In the summer of 2016, I volunteered with a small group of fellow field researchers to collect conservation data on whale sharks in Baja California, Mexico. Our conservation data was collected with cameras, waterproof slates for documentation of data, and measuring tape to measure the length of the whale sharks we encountered. All of our cameras varied in style and price, from a GoPro to a cell phone inside a protective underwater sleeve. We each used our own underwater camera to capture photo-identifications of various whale sharks in the Sea of Cortez. Once a whale shark was spotted near our small fishing boat, a few of us would slowly enter the water and swim towards it.
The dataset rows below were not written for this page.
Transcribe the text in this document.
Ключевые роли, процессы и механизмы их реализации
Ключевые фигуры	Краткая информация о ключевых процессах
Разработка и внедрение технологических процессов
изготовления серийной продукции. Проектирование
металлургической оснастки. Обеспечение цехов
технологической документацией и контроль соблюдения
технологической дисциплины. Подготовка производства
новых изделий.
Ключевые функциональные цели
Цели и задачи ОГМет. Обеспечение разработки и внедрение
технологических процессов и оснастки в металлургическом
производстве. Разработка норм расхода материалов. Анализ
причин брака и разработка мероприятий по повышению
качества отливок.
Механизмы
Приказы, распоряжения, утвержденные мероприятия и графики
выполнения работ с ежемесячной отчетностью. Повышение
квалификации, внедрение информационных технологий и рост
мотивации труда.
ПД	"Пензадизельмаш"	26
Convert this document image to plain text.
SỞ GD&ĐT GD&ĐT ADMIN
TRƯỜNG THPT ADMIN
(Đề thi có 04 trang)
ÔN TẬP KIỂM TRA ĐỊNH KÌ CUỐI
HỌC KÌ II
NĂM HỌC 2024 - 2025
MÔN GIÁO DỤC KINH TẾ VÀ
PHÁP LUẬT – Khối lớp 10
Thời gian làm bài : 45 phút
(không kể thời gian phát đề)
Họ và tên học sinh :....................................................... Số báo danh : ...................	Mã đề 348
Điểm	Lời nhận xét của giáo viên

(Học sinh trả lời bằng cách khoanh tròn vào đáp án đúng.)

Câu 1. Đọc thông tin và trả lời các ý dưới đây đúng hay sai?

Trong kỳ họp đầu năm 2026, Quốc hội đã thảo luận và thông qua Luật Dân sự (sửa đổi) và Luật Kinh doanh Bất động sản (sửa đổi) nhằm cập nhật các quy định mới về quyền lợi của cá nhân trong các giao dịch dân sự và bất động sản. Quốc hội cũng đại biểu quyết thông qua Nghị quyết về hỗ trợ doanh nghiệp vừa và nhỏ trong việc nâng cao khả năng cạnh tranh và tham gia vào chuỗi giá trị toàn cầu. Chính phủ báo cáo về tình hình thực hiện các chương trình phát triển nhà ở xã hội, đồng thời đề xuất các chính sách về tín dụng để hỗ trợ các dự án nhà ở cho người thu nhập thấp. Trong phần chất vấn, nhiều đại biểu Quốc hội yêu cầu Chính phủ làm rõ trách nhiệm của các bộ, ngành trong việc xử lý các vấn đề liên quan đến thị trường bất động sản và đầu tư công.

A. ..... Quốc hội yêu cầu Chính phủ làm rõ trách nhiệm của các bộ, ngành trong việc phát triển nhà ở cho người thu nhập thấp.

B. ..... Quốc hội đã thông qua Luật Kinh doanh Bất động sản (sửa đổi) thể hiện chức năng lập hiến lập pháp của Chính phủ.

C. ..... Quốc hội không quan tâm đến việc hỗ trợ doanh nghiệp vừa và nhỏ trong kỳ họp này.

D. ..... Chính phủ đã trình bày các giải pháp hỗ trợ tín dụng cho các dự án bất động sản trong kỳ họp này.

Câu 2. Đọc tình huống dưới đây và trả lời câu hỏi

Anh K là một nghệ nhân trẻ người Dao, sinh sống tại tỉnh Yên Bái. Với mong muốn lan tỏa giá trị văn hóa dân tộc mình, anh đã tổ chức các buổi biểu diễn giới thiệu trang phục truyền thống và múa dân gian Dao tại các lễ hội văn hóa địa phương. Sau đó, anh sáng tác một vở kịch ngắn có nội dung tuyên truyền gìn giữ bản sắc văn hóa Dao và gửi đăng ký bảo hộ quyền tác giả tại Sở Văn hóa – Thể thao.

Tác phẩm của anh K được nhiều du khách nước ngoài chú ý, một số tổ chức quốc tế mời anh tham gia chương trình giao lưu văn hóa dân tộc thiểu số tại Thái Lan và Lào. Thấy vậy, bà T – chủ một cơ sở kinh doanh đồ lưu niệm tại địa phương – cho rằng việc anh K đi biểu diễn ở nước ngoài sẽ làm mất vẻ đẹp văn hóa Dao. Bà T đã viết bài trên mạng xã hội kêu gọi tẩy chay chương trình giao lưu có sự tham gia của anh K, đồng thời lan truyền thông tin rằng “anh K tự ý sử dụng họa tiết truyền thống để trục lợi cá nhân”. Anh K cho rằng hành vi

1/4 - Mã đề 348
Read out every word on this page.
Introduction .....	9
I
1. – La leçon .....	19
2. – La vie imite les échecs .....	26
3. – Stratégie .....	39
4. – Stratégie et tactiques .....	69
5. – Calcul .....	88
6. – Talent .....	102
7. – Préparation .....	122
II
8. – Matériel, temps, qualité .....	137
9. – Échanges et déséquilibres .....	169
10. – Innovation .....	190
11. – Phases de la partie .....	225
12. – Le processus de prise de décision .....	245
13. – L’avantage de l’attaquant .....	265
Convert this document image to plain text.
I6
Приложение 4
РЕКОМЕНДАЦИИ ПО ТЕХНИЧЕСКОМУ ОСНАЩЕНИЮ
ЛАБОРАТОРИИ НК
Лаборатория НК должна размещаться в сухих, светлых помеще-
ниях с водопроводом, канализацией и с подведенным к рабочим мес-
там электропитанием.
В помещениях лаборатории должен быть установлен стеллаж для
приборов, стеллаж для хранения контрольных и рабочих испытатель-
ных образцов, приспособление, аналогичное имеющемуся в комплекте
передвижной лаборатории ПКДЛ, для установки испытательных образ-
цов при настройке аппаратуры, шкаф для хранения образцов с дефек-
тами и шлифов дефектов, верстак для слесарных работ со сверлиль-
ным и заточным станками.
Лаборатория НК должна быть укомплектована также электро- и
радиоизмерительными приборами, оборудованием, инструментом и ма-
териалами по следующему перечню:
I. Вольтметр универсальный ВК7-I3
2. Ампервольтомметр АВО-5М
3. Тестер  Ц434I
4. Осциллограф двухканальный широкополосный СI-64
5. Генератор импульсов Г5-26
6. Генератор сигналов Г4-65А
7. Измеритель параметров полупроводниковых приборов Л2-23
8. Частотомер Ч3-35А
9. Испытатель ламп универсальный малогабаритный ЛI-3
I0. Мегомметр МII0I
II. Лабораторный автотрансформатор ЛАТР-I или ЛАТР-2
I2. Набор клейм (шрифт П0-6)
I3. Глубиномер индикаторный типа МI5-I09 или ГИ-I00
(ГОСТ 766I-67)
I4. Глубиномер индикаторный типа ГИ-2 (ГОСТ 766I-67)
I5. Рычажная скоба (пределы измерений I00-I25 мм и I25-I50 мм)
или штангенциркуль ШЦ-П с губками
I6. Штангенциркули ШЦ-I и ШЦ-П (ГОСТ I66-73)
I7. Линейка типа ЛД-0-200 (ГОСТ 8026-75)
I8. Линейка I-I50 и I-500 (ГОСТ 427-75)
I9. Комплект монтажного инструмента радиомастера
Submissions of photo-identifications have to remain raw images and cannot be zoomed, cropped, edited, or altered in any way, since it affects the integrity of the data.

 

To capture Figure 1 accurately, I had to swim closely and calmly alongside the whale shark while steadying my camera to record an effective photo-identification. While two of us photographed the shark, another researcher would swim underneath the whale shark to record its sex. We quickly measured the length of that whale shark with measuring tape or against the length of the fishing boat and reassembled on the boat to record our data onto the slate.

 

 

 

 

As Figure 2 highlights, the data collected consisted of sex, length and any identifiable markings. If a whale shark had noticeable identifiable markings, such as a boat injury to the dorsal fin as seenĀ in Figure 3, this was also photographed as data. Once back on land, we uploaded our data onto a computer and submitted it to Wildbook for Whale Sharks.